Foreign body-induced AP poses diagnostic challenges due to nonspecific symptoms (upper abdominal pain, nausea, vomiting) mimicking common etiologies. In this case, symptom onset delay and normal pancreatic enzymes (potentially due to prolonged duration and localized inflammation) further complicate diagnosis. CT is essential, demonstrating the penetrating foreign body and inflammation. Enhanced CT remains the gold standard for radiopaque objects and complication assessment. Radiolucent objects may require EUS or MRI. Crucially, clinicians must correlate imaging with dietary history, as patients often overlook ingestion events.

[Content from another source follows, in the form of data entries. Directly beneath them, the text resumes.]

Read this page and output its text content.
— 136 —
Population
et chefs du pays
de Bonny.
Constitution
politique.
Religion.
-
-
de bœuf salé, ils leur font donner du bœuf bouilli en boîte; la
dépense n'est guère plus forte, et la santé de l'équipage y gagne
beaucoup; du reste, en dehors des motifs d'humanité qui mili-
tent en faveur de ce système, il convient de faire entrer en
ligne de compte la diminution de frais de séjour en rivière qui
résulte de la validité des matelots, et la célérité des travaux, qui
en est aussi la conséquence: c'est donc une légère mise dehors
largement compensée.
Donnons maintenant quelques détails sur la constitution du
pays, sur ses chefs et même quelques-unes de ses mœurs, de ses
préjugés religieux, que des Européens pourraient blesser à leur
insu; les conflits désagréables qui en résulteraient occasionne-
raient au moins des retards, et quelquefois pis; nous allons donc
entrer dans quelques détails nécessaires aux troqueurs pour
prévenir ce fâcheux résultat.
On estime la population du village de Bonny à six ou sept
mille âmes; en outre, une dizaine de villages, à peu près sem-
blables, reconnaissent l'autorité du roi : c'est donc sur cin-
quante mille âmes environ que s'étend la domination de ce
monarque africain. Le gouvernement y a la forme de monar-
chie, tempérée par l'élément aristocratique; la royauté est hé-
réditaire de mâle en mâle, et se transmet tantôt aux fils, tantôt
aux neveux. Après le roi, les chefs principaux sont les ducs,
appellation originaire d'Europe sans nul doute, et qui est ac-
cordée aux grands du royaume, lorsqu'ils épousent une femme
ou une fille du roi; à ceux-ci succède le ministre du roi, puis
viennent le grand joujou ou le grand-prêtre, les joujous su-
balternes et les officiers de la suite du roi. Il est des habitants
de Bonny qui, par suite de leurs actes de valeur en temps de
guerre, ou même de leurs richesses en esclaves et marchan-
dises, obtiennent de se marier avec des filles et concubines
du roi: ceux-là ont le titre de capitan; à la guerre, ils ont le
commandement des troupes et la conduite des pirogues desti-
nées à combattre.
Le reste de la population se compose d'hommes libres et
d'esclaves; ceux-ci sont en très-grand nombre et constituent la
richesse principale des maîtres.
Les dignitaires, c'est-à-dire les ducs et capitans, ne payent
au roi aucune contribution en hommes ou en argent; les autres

Nearly all documented cases of pancreatitis caused by fishbone impaction required surgical management [8,9]. In this case, the fishbone spontaneously migrated into the bowel lumen, likely facilitated by intestinal peristalsis, and prevented invasive procedures. Generally, management hinges on timely foreign body removal, infection control, and pancreatic rest. Intervention depends on foreign body location and complications. Delayed intervention risks severe complications (necrotizing pancreatitis, sepsis, fistulae). Endoscopy is first-line for accessible intraluminal objects [13]. However, objects fully embedded in pancreatic parenchyma or severe sequelae like abscesses necessitate surgical intervention [8,9], typically involving laparotomy, foreign body extraction, perforation repair, and debridement. Postoperative care includes fluid resuscitation, broad-spectrum antibiotics, and enteral nutrition. Lately, with the development of new techniques, it is possible to attempt to treat extraluminal foreign bodies using minimally invasive techniques, such as EUS. As is reported, the location of ingested objects traversing the gastrointestinal wall can be accurately determined by EUS, which may provide a therapeutic alternative to conventional surgery with lower associated risks of complications and mortality [14]. In this case, the initial plan for EUS-guided retrieval of the foreign body was not implemented, as it spontaneously migrated into the intestinal lumen, requiring no further intervention. Nevertheless, standardized protocols and comparative studies on endoscopic versus surgical approaches are needed.
Conclusions
This case demonstrates a rare case of AP caused by a fishbone penetrating the gastric antrum into the pancreas. Spontaneous migration into the intestinal lumen facilitated natural expulsion, averting invasive intervention. This case underscores the critical roles of early imaging, rapid diagnosis, inter-hospital or multidisciplinary cooperation, and prompt appropriate treatment, which are pivotal in avoiding fatal complications. For embedded pancreatic foreign bodies, endoscopic or surgical treatment could be an effective option. Pre-procedural re-evaluation is essential to avoid unnecessary interventions if spontaneous migration occurs.